First to step outside was the wife of his cousin, Rawhiya al-Najar, 48.

"The army was about 15 metres (50 feet) away from the house or less. They shot her in the head," he said.

The woman's daughter was shot in the thigh but crawled back inside the house, he said.

So the IDF, able to destroy the entire building in five seconds, in the middle of battling Hamas terrorists, decided instead to kill the women and children first, in single file?

Apparently, the Palestinian Arabs have discovered that any claims they make can get headlines if they call B'Tselem. B'Tselem, of course, decides that it should act as morally as possible, by maliciously spreading unverifiable and absurdly over-the-top lies:

B'tselem said it had been unable to corroborate the testimony it had received, but felt it should be made public.

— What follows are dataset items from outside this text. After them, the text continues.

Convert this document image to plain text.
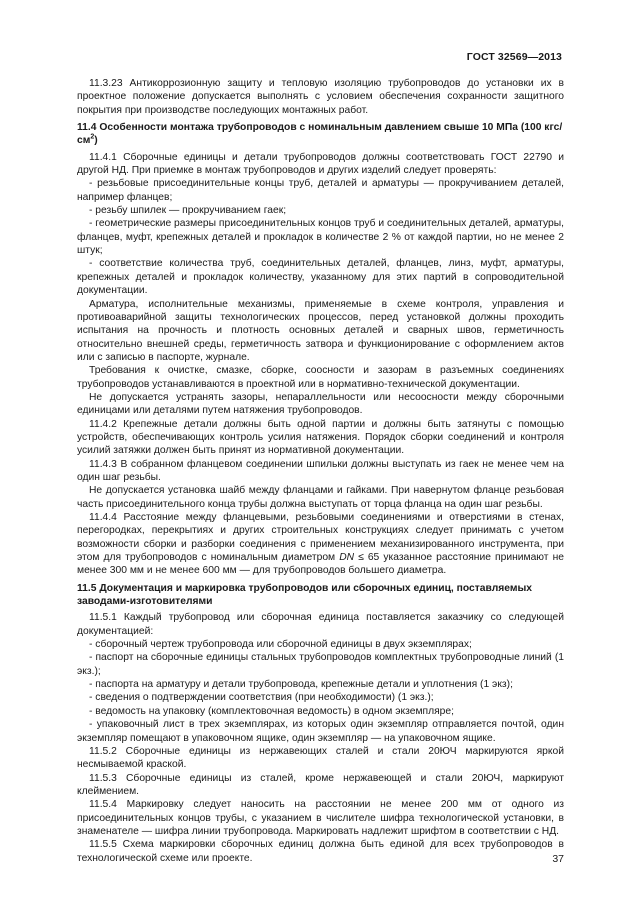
ГОСТ 32569—2013

11.3.23 Антикоррозионную защиту и тепловую изоляцию трубопроводов до установки их в проектное положение допускается выполнять с условием обеспечения сохранности защитного покрытия при производстве последующих монтажных работ.

11.4 Особенности монтажа трубопроводов с номинальным давлением свыше 10 МПа (100 кгс/$см^2$)

11.4.1 Сборочные единицы и детали трубопроводов должны соответствовать ГОСТ 22790 и другой НД. При приемке в монтаж трубопроводов и других изделий следует проверять:

- резьбовые присоединительные концы труб, деталей и арматуры — прокручиванием деталей, например фланцев;

- резьбу шпилек — прокручиванием гаек;

- геометрические размеры присоединительных концов труб и соединительных деталей, арматуры, фланцев, муфт, крепежных деталей и прокладок в количестве 2 % от каждой партии, но не менее 2 штук;

- соответствие количества труб, соединительных деталей, фланцев, линз, муфт, арматуры, крепежных деталей и прокладок количеству, указанному для этих партий в сопроводительной документации.

Арматура, исполнительные механизмы, применяемые в схеме контроля, управления и противоаварийной защиты технологических процессов, перед установкой должны проходить испытания на прочность и плотность основных деталей и сварных швов, герметичность относительно внешней среды, герметичность затвора и функционирование с оформлением актов или с записью в паспорте, журнале.

Требования к очистке, смазке, сборке, соосности и зазорам в разъемных соединениях трубопроводов устанавливаются в проектной или в нормативно-технической документации.

Не допускается устранять зазоры, непараллельности или несоосности между сборочными единицами или деталями путем натяжения трубопроводов.

11.4.2 Крепежные детали должны быть одной партии и должны быть затянуты с помощью устройств, обеспечивающих контроль усилия натяжения. Порядок сборки соединений и контроля усилий затяжки должен быть принят из нормативной документации.

11.4.3 В собранном фланцевом соединении шпильки должны выступать из гаек не менее чем на один шаг резьбы.

Не допускается установка шайб между фланцами и гайками. При навернутом фланце резьбовая часть присоединительного конца трубы должна выступать от торца фланца на один шаг резьбы.

11.4.4 Расстояние между фланцевыми, резьбовыми соединениями и отверстиями в стенах, перегородках, перекрытиях и других строительных конструкциях следует принимать с учетом возможности сборки и разборки соединения с применением механизированного инструмента, при этом для трубопроводов с номинальным диаметром DN ≤ 65 указанное расстояние принимают не менее 300 мм и не менее 600 мм — для трубопроводов большего диаметра.

11.5 Документация и маркировка трубопроводов или сборочных единиц, поставляемых заводами-изготовителями

11.5.1 Каждый трубопровод или сборочная единица поставляется заказчику со следующей документацией:

- сборочный чертеж трубопровода или сборочной единицы в двух экземплярах;

- паспорт на сборочные единицы стальных трубопроводов комплектных трубопроводные линий (1 экз.);

- паспорта на арматуру и детали трубопровода, крепежные детали и уплотнения (1 экз);

- сведения о подтверждении соответствия (при необходимости) (1 экз.);

- ведомость на упаковку (комплектовочная ведомость) в одном экземпляре;

- упаковочный лист в трех экземплярах, из которых один экземпляр отправляется почтой, один экземпляр помещают в упаковочном ящике, один экземпляр — на упаковочном ящике.

11.5.2 Сборочные единицы из нержавеющих сталей и стали 20ЮЧ маркируются яркой несмываемой краской.

11.5.3 Сборочные единицы из сталей, кроме нержавеющей и стали 20ЮЧ, маркируют клеймением.

11.5.4 Маркировку следует наносить на расстоянии не менее 200 мм от одного из присоединительных концов трубы, с указанием в числителе шифра технологической установки, в знаменателе — шифра линии трубопровода. Маркировать надлежит шрифтом в соответствии с НД.

11.5.5 Схема маркировки сборочных единиц должна быть единой для всех трубопроводов в технологической схеме или проекте.	37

So, let's look at the trustworthiness of Palestinian Arab civilians when making such claims in just the past year:

September, 2008: "Eyewitnesses" reported seeing a settler shoot a boy at point blank range 20 times. It turns out he had been killed by a grenade, and no Israelis were involved.

July, 2008: A Hamas work accident levels a house and kills 7. "Eyewitnesses" said it was an Israeli airstrike.

June, 2008: "Eyewitnesses" say that Zionist settlers release wild pigs to destroy their crops.

February, 2008:
"Eyewitnesses" reported that an explosion in the Bureij camp that killed 8 was caused by Israeli airstrikes, but it was an work accident.

Honest Reporting has many more examples of "eyewitnesses" who are found to have made up the entire story.

In all of these cases (besides the wild pigs) the false claims were loudly parroted by the media, and any corrections - if they occurred at all - would be days later.

And just last week we saw a Gazan family start screaming how they "have no food" as soon as they saw a reporter, who saw plenty of food right there with them.

One would think that after years of lie after lie after lie from "eyewitnesses," verified to be false often by Palestinian Arab sources themselves, that they would start to catch on to the fact that PalArabs know the game and play reporters as patsies.

Journalists, of course, have a vested interest in a "good story," especially with a human component. The idea that people would lie to their faces is distasteful and it implies that they cannot tell the difference between truth and lies, so they are reluctant to correct mistakes.

NGOs have a much greater vested interest in furthering their agendas, regardless of facts, as we see from B'tselem here (at least they admit that the stories aren't verified - many other "human rights" organizations have no problem making up the lies themselves.)

What could it take for the media to wake up and start looking at Palestinian Arab claims with the same skepticism that they would give Western politicians?